After Turkey declared it would open its land border with Greece, at least 13,000 people have gathered there hoping to cross into the European Union, the United Nations migration organization said Sunday.
Spurred on by Saturday's announcement from Turkish president Recep Tayyip Erdogan that he would not "close these doors in the coming period," thousands made their way border.
In return for E.U. funds, Turkey agreed to step up efforts to halt the flow of hundreds of thousands refugees passing through the country and into Europe, mainly via Greece and Bulgaria in 2015.
However, Erdogan accused the E.U. of not keeping up it's end of the bargain. His decision came amid a military escalation in northwestern Syria's Idlib province that has forced hundreds of thousands of Syrian civilians to flee fighting there, with many of them heading north toward Turkey.
After his speech, thousands began making their way towards the European border. Buses were being loaded to over-capacity with people bound for the border area, according to the U.N.'s International Organization for Migration (IOM).
Staff working along the 130-mile long border between Turkey and Greece and in the capital had observed as of Saturday evening at least 13,000 people gathered at the formal border crossing points at Pazarkule and Ipsala and multiple informal border crossings, the IOM said in in a release.
Their numbers ranged between several dozen and more than 3,000, it added.
“Most of those on the move are men but we are also seeing many family groups traveling with young children,” the IOM's Turkey chief, Lado Gvilava said.
Warning that temperatures were dropping to "near zero", he added: "We’re concerned about these vulnerable people who are exposed to the elements.”
The agency said its staff were tracking the movement of people and providing humanitarian assistance to the most vulnerable.

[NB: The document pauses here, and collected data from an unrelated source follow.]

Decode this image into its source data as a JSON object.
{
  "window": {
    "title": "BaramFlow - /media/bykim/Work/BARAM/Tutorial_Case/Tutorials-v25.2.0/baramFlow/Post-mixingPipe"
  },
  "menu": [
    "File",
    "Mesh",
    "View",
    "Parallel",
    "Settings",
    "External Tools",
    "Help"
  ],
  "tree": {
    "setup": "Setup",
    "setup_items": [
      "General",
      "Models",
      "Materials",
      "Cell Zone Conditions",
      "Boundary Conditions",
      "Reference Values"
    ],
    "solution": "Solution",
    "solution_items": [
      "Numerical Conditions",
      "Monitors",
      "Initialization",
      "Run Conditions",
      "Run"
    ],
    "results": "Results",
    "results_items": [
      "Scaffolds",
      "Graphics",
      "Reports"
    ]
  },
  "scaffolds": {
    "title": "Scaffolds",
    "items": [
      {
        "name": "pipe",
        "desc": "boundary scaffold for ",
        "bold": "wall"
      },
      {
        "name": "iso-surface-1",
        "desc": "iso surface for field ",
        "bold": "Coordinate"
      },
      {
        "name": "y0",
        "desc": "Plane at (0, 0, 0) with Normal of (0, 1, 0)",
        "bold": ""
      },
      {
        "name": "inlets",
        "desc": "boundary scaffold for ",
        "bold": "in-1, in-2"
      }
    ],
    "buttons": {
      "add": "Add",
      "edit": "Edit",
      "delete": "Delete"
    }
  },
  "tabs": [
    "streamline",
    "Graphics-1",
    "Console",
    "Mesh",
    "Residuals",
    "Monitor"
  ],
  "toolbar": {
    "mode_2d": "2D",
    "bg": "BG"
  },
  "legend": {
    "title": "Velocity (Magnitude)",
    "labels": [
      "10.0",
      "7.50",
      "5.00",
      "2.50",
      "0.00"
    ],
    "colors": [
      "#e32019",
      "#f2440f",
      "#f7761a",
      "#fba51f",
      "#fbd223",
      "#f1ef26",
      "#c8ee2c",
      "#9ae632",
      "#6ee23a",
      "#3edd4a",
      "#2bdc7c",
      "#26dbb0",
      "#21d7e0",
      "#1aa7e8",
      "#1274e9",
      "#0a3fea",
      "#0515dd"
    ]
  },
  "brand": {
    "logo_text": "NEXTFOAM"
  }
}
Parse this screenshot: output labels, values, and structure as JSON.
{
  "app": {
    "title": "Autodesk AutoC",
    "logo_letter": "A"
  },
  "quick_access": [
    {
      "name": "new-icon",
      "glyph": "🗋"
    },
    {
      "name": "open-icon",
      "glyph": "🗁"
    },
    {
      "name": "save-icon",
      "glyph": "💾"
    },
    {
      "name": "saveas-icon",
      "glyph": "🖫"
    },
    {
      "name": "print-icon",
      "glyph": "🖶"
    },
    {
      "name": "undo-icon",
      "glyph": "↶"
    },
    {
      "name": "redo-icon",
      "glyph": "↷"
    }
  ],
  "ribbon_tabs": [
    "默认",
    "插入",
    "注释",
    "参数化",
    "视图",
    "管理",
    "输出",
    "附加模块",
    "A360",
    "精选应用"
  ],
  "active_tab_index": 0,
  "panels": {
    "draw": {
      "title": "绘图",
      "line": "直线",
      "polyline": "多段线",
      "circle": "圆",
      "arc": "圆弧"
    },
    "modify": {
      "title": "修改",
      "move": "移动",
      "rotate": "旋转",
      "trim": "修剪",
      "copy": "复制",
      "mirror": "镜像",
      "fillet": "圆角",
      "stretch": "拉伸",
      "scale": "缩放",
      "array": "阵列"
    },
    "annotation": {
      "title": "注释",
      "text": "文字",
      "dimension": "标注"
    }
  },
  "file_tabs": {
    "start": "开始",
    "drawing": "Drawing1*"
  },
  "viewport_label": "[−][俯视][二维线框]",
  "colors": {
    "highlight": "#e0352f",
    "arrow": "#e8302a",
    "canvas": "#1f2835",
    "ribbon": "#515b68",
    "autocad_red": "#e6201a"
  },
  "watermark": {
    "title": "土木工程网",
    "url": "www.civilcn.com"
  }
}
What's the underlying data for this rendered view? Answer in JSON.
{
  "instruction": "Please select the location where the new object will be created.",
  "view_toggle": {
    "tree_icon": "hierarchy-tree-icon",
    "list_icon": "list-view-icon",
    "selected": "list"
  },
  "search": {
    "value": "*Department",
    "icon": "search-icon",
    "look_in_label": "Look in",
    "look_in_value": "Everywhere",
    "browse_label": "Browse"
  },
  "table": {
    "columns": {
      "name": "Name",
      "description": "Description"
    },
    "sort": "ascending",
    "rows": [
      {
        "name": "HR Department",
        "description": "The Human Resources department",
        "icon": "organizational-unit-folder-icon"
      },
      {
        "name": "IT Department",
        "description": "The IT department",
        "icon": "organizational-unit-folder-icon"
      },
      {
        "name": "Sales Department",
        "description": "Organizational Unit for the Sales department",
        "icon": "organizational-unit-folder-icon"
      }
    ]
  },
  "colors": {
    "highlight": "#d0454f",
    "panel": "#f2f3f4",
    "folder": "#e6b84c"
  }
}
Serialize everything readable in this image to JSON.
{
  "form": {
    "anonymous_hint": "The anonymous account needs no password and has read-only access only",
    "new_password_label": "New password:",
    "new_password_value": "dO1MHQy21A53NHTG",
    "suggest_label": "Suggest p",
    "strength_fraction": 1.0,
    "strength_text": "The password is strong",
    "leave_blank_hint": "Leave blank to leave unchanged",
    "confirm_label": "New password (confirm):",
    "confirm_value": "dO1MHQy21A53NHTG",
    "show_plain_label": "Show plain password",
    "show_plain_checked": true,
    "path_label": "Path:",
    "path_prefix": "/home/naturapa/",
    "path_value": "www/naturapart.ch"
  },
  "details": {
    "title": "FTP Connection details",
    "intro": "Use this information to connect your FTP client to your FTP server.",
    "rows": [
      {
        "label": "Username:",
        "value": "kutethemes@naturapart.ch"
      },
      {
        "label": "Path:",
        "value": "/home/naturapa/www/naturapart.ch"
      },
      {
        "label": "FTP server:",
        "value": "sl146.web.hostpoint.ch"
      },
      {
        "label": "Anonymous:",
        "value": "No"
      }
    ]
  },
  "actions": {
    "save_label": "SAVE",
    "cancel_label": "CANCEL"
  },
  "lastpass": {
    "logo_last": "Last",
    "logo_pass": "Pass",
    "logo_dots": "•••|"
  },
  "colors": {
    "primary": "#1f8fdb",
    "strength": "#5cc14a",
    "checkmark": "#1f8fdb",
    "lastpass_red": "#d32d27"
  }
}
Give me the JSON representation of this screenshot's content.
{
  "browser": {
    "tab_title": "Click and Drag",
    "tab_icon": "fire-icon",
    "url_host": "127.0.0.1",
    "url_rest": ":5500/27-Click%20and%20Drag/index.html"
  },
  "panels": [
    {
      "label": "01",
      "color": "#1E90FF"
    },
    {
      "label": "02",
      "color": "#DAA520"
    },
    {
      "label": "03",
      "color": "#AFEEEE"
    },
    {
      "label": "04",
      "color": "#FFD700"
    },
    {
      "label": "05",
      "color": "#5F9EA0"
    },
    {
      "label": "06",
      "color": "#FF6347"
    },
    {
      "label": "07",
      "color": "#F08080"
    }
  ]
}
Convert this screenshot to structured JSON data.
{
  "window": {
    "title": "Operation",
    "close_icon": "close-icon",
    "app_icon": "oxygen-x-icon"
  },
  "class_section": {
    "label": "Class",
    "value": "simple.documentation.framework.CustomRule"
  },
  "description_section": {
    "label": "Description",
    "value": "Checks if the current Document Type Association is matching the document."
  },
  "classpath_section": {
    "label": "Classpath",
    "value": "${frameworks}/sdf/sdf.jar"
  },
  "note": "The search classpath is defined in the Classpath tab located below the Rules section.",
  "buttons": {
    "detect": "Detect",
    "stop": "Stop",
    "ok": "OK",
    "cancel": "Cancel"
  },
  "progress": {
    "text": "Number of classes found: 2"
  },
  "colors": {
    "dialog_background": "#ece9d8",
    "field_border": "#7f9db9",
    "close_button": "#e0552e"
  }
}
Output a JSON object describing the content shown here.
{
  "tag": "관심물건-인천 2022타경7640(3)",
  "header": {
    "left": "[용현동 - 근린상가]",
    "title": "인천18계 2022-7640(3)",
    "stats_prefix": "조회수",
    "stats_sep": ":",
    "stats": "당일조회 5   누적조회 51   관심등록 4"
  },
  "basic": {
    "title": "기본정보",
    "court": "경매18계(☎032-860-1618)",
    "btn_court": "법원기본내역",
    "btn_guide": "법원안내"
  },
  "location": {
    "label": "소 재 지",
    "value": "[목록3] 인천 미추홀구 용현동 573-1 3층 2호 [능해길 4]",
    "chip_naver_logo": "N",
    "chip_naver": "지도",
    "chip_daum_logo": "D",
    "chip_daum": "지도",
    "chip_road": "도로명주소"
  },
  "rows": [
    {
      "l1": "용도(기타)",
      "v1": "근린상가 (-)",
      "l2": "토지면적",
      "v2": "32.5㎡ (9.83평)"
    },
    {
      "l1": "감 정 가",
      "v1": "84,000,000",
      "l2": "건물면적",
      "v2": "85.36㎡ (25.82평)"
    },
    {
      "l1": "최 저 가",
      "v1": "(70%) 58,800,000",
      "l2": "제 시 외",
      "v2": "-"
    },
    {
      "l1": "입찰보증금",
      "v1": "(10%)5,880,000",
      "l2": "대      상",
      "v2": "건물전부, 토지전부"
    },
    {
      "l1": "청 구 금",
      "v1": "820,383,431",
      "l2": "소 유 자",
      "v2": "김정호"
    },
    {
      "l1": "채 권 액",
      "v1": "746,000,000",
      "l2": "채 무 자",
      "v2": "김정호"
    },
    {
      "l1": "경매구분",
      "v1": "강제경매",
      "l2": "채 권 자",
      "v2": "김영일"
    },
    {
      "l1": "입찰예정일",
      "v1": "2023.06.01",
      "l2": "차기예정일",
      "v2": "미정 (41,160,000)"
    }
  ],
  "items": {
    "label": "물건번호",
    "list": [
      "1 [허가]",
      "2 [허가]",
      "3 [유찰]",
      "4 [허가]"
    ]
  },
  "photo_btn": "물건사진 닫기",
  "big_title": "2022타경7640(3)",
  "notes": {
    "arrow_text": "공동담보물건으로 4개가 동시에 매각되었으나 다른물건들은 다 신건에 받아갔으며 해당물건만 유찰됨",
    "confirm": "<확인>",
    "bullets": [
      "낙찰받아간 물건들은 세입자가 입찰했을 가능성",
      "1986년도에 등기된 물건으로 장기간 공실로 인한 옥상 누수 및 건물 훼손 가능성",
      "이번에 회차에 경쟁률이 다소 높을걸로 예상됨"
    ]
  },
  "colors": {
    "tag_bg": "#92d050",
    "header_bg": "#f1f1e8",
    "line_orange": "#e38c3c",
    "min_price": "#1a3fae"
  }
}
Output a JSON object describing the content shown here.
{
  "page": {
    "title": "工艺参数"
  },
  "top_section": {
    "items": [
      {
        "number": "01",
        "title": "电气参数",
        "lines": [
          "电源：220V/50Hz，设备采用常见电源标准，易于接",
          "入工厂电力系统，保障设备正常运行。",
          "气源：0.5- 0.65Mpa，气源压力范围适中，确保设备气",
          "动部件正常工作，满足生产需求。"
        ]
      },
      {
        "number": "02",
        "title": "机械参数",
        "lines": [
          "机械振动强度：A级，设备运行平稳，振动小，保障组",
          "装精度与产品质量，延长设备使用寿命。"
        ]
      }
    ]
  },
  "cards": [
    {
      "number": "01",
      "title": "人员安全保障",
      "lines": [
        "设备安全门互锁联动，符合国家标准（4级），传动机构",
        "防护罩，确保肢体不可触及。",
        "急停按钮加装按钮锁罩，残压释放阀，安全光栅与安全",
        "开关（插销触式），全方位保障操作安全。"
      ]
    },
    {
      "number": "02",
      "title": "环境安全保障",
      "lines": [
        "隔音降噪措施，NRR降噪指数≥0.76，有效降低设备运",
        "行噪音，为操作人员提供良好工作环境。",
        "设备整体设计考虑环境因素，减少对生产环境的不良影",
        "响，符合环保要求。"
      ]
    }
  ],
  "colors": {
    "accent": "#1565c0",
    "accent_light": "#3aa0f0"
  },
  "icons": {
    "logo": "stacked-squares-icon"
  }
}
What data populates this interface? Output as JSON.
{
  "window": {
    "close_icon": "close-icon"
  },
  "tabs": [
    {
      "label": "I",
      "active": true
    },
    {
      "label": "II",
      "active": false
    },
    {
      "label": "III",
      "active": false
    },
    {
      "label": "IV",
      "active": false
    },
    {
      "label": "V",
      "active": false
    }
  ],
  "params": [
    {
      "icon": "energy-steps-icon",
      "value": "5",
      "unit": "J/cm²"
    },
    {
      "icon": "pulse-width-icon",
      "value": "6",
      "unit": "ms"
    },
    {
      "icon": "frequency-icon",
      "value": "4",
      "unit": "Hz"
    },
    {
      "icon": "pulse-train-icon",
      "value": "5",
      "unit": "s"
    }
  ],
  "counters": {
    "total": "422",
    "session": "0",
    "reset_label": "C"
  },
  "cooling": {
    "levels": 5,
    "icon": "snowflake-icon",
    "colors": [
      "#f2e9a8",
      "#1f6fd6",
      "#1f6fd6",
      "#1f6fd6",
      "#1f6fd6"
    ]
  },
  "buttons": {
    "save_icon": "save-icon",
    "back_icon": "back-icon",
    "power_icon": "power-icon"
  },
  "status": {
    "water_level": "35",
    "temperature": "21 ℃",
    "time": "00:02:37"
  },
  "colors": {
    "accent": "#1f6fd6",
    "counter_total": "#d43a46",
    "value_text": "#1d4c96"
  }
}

Elsewhere, Erdogan's communications director, Fahrettin Altun, tweeted Sunday nearly 81,000 people left Turkey for Europe in the past several days.
"This number may increase in the following days," he added.
Greek authorities fired tear gas and stun grenades through Saturday to prevent repeated attempts by a crowd of more than 4,000 people massed at the border crossing in Kastanies to cross.
They also fought a cat-and-mouse game with groups cutting holes in a border fence along the border to crawl through.
Greece placed its borders on maximum security footing on Sunday.
At least 500 people had arrived by sea on three Greek islands close to the Turkish coast within a few hours on Sunday morning, police said.
On the mainland further north, migrants waded across a river to the Greek side at Kastanies. Reuters reporters saw groups of up to 30, including an Afghan mother with a five-day old infant, on the side of a road, having forded the river hours earlier.